AI Moving From Chat To Infrastructure
Chris Lu, co-founder of Copy.ai, on generative AI in the enterprise
This marks the shift from AI as a place you visit to AI as infrastructure embedded inside the software where work already happens. For Copy.ai, chat was a good demo because anyone could type a prompt and see magic. But enterprise budgets open up when AI fills CRM records, researches accounts, drafts sequences, and moves data into systems like Salesforce and HubSpot without asking workers to sit in a separate chat window all day.
-
Copy.ai’s own product move reflects this logic. It moved from one off writing toward repeatable GTM workflows, such as taking a CSV of accounts, finding company context, prioritizing leads, drafting outreach, and writing results back into the CRM. That makes ROI visible in hours saved and pipeline coverage, not just better prompts.
-
The competitive reason is simple. Once ChatGPT launched in November 2022, many users could replace a dedicated writing subscription with a general chatbot or AI features bundled into Notion, Grammarly, Microsoft Word, and Google Docs. A standalone chat interface became easier to copy than a system wired into real business processes.
-
Jasper and Copy.ai started in the same wrapper era, reselling GPT output into copywriting workflows.

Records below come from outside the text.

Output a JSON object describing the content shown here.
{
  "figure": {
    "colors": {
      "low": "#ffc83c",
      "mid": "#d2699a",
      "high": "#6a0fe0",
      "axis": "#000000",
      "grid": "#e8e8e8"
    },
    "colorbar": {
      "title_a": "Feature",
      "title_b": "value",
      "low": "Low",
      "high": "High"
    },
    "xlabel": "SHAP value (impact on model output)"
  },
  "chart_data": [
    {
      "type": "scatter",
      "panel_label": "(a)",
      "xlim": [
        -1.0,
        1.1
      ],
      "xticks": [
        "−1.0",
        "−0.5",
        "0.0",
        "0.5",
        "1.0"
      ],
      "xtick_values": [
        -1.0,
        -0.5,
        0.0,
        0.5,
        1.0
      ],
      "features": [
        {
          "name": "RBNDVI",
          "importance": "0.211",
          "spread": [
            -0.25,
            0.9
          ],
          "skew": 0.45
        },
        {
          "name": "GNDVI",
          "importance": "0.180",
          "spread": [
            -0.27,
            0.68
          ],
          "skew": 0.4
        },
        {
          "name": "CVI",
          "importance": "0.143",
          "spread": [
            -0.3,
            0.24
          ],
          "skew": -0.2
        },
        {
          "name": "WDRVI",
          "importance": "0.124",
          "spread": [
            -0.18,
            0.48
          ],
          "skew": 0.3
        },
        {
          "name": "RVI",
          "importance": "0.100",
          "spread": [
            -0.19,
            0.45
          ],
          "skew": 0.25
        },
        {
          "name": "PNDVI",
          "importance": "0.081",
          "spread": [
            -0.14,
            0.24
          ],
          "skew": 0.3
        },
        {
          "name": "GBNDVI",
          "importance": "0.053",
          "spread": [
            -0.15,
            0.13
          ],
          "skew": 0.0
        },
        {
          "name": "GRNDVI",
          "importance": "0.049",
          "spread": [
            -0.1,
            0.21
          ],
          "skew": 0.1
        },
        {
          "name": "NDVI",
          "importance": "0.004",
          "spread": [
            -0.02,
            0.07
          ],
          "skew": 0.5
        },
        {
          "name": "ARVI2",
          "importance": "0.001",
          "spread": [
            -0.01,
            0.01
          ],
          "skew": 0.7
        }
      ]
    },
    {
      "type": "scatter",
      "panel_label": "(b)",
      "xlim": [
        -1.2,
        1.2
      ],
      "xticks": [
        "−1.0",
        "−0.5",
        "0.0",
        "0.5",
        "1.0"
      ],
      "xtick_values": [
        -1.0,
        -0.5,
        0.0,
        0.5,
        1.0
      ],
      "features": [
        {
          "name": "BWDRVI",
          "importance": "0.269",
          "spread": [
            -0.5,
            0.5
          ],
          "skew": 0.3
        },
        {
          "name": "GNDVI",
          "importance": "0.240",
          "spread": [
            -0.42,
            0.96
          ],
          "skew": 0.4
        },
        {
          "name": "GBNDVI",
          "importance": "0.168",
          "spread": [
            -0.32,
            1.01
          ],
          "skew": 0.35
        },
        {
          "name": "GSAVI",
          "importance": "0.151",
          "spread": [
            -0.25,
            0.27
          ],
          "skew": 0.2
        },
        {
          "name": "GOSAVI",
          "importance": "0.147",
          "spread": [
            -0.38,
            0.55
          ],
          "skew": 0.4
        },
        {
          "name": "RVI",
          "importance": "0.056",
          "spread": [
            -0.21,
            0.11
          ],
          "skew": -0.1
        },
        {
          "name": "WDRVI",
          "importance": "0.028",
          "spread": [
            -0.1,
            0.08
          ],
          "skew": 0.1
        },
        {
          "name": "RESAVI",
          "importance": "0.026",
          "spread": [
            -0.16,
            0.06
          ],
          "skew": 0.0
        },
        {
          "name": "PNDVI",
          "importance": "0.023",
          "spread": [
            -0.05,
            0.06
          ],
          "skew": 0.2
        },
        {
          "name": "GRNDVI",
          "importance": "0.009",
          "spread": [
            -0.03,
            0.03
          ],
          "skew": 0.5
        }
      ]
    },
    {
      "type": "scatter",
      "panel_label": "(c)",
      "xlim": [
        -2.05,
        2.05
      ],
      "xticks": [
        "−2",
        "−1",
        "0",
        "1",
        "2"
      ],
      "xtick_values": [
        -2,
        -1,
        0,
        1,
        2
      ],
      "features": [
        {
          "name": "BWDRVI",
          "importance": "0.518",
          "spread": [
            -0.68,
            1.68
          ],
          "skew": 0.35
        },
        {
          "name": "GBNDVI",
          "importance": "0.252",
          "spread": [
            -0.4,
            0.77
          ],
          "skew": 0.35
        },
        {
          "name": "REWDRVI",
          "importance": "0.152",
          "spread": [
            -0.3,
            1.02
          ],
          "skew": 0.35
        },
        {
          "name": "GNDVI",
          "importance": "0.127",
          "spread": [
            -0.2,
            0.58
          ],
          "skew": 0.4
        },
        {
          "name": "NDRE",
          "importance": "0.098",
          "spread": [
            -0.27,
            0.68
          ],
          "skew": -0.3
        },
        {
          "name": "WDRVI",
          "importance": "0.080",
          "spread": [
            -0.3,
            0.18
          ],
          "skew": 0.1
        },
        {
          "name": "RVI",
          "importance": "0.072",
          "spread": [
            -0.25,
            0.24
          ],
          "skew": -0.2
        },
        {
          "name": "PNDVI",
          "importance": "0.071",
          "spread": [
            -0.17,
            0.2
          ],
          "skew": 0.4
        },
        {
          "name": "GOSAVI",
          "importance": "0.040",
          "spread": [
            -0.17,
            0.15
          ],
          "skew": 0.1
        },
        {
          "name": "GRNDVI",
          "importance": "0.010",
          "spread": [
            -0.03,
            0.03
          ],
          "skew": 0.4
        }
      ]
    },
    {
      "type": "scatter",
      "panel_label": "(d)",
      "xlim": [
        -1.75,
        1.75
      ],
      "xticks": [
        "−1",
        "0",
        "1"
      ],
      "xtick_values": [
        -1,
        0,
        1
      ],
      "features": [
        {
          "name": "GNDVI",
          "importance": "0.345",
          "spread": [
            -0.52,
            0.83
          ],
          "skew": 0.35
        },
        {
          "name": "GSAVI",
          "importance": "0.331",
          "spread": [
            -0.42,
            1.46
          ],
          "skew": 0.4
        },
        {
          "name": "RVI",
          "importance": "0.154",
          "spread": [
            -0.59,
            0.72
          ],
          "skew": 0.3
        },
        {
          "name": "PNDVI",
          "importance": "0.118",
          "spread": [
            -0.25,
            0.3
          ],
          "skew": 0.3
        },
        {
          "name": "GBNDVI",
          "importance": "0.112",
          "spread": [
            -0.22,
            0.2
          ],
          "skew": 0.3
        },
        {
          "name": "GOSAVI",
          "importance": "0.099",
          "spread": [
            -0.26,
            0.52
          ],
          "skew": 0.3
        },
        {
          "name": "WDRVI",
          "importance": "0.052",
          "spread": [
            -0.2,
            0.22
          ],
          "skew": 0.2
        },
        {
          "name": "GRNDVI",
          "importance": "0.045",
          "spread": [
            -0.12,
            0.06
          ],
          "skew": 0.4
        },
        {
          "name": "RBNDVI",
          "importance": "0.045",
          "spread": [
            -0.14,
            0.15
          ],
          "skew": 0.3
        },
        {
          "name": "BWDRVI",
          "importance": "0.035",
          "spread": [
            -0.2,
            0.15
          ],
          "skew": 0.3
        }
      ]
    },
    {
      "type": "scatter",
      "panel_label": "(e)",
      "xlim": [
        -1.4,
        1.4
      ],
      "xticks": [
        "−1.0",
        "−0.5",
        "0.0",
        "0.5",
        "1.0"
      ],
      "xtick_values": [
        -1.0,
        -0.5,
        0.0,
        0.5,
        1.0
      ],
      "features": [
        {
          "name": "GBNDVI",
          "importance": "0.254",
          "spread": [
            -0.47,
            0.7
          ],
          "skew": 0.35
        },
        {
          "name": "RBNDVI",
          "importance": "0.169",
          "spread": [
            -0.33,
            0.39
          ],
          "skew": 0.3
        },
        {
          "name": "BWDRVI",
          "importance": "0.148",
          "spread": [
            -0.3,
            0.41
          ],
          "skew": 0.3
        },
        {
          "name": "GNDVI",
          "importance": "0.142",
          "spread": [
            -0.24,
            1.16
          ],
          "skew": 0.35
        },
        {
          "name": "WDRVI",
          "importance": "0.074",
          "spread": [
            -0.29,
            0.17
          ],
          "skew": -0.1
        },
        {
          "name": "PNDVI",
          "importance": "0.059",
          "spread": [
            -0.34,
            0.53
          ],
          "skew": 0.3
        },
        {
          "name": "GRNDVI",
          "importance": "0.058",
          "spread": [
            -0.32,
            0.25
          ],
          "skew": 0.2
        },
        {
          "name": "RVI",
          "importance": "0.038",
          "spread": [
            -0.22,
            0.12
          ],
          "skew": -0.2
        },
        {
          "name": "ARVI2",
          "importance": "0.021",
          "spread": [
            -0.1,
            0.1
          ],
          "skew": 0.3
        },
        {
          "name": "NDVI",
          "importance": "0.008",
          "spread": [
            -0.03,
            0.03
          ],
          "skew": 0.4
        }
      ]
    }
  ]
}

The next layer of defense is deeper integration and workflow data. Jasper pushed toward an everywhere assistant model, while Copy.ai pushed toward a GTM operations platform where the value is not text generation alone, but orchestrating many small steps across tools.
The category is heading toward invisible AI that acts more like plumbing than a chatbot. As models keep getting cheaper, faster, and better, the winners are likely to be the companies that own the workflow, the integrations, and the feedback data from real business tasks, because that is where AI shifts from novelty to durable software spend.